We know that there are clear drivers of a best-in-class sales team: good leadership, effective salespeople and a defined process that allows the team to consistently reach revenue goals.
Harvard Business Review Blogger Steve W. Martin recently surveyed 786 sales professionals, revealing more insight into what distinguishes top sales organizations from the rest.
He found more than a dozen differences, but there are three themes among his results we found to be most important.
Top sales organizations have structured sales processes. Their salespeople are managed to them and measured by them.
In Martin’s research, 50% of participants from high-performing sales organizations had sales processes that were “closely monitored, strictly enforced or automated." In contrast, 48% of salespeople from low-performing organizations had nonexistent or informal sales processes.
An effective sales process provides a vehicle to enforce discipline, repeatability, predictability and validation of progress throughout a sale. Most importantly, it allows for inspection and planning – in advance. Without it, you are merely guessing whether or not (1) opportunities will close and (2) if you’ll be able to deliver the forecast.
Martin’s research demonstrates the need for a high-level of accountability for your salespeople. Only 13% of participants in under-performing organizations agreed that they were held accountable for quota results.
Top sales organizations have a cadence and accountability around their sales process. That accountability is a key component to successful pipeline management. Your employees will be more successful if they know what’s expected, and there is an accurate way to measure those expectations.
Additional research from Aberdeen Group demonstrates the importance of accountability.

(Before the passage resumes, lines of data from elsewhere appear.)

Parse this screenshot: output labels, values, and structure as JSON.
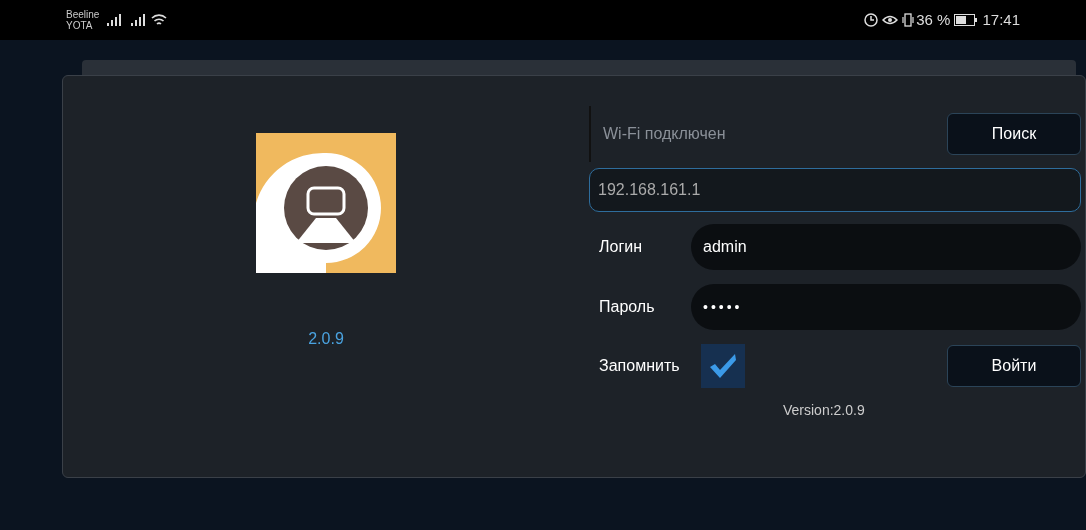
{
  "status_bar": {
    "carriers": [
      "Beeline",
      "YOTA"
    ],
    "battery": "36 %",
    "time": "17:41"
  },
  "app": {
    "version_label": "2.0.9"
  },
  "login": {
    "wifi_status": "Wi-Fi подключен",
    "search_button": "Поиск",
    "address": "192.168.161.1",
    "fields": [
      {
        "label": "Логин",
        "value": "admin",
        "kind": "text"
      },
      {
        "label": "Пароль",
        "value": "•••••",
        "kind": "password"
      }
    ],
    "remember": {
      "label": "Запомнить",
      "checked": true
    },
    "login_button": "Войти",
    "version": "Version:2.0.9"
  }
}
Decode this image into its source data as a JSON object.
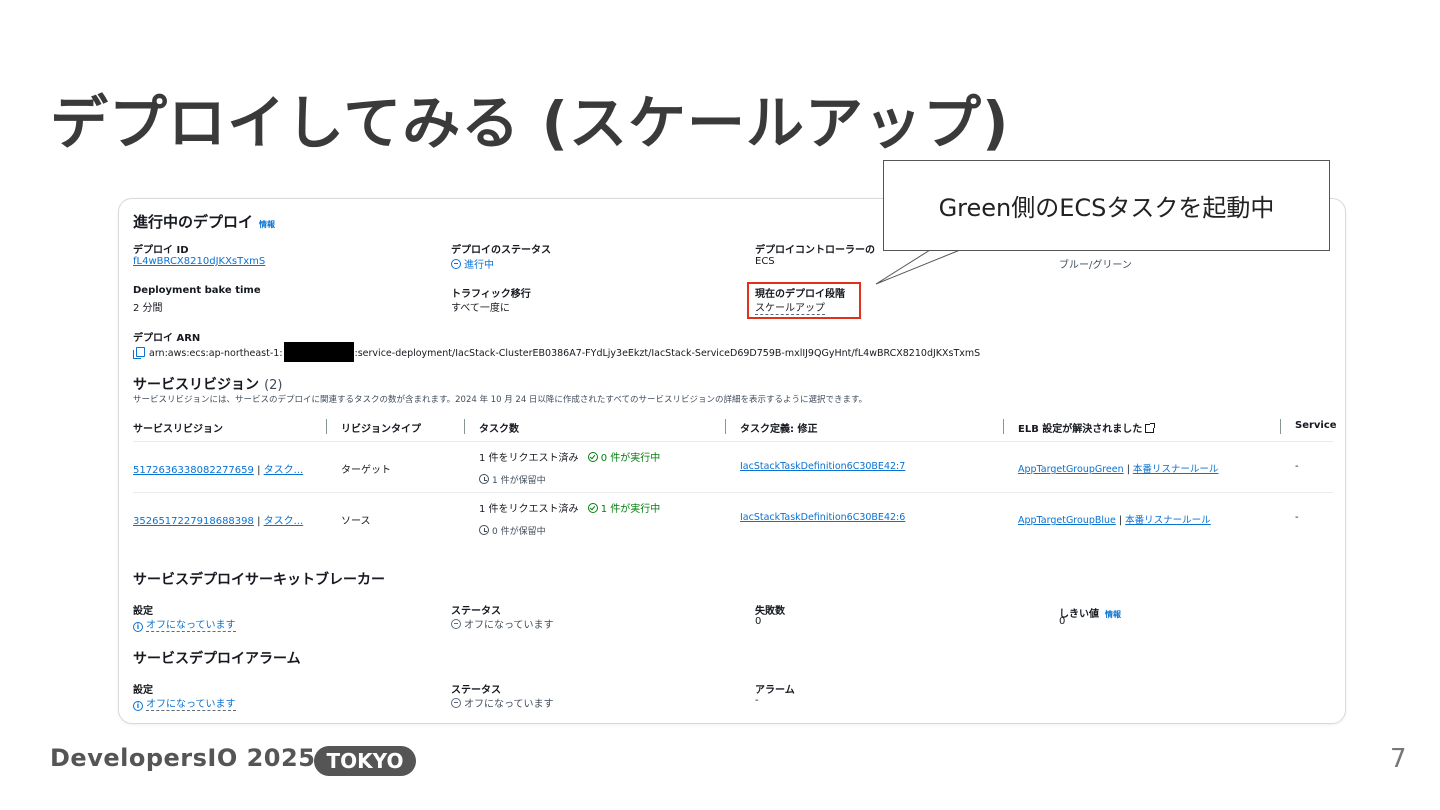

This Business Process Management Report shows that best-in-class companies are more likely to have a process to drive accountability. They develop key performance indicators that demonstrate how reps are maximizing value from their assigned territories.
As Martin’s research shows, they’re quicker to fire under-performers and they’re not afraid to raise quota. Raising the bar with your sales team is one step to driving high-performance.
However, you need to make sure you provide the tools they need to achieve a higher quota. It’s not about the what. It’s about the how. Don’t just raise the quota without ensuring your salespeople have the tools, processes and content to get there.